Vuelvo a sumergirme en el mar desnuda, intentando alcanzar sin aliento aquella profundidad que hacía olvidarme de mi misma, aquel susurro del agua que no era sino el canto de bondad con que me envolvía y me hacía descender hasta perder mi razón para adentrarme en el seno de su inconmensurable misterio.
Vuelvo a agitar mis brazos para expandirme en su universo y no pensar, porque el mar es más que suficiente pensamiento, hasta perder los límites, hasta perder la geografía y olvidarme de mí misma. Nada me faltaba en ese espacio que me arrebataba todos los sufrimientos, que me hacía libre, impúdica, ingrávida y materialmente etérea.

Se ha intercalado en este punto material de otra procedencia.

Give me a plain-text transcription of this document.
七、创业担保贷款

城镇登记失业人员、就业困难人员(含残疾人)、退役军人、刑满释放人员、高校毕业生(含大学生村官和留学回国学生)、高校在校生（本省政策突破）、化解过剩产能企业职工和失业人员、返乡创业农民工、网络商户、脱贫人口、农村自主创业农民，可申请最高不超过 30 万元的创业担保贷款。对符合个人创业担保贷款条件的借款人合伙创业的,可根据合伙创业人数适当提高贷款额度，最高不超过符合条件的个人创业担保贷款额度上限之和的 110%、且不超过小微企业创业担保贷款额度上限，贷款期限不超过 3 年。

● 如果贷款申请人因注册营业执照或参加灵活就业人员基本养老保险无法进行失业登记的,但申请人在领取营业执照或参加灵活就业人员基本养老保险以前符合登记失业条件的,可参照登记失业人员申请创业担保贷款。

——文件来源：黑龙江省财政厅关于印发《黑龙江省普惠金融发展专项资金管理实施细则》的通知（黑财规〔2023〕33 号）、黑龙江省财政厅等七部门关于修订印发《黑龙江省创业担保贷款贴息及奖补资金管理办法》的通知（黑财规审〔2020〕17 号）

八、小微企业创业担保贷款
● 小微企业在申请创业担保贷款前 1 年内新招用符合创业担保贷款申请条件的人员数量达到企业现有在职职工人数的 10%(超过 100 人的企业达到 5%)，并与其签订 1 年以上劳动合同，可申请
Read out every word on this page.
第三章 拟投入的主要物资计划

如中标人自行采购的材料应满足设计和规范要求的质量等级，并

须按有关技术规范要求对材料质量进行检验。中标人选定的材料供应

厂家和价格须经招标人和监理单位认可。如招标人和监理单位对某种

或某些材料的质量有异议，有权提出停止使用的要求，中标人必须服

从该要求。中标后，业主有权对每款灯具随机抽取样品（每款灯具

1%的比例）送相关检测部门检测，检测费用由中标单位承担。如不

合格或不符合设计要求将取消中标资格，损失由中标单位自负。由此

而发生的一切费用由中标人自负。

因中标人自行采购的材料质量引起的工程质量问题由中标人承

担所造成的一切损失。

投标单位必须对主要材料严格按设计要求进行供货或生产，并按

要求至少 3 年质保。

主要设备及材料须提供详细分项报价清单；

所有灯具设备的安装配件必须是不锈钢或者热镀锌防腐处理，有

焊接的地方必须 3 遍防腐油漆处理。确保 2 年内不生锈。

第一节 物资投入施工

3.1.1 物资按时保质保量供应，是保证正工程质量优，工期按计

Vuelvo a sentir las alas poderosas de su fuerza que me hacían bucear hasta querer dejar de percibir el oxígeno que me devolviera a la penosa y pesada realidad del paisaje con el que siempre hay que enfrentarse, porque el fondo del mar me hace olvidar las palabras con las que hay que hablar, el esfuerzo para poder caminar y la cantidad de lágrimas que hay que derramar para llegar a conocer los sentimientos.
Recuerdo, mar, tu sutil sintonía con mi cuerpo, con mis sueños, con mi lejana infancia, con la risa que brotaba alborotada de un origen feliz, ajena a la edad, lejos de los coloquios humanos y desinteresada de los oficios de la vida adulta.
Eres, mar, la copa y receptora de mis más íntimos sentimientos, capaz de ser el matraz que transforma mis debilidades en ricas aristas para poder reflejar tu rostro en un lienzo.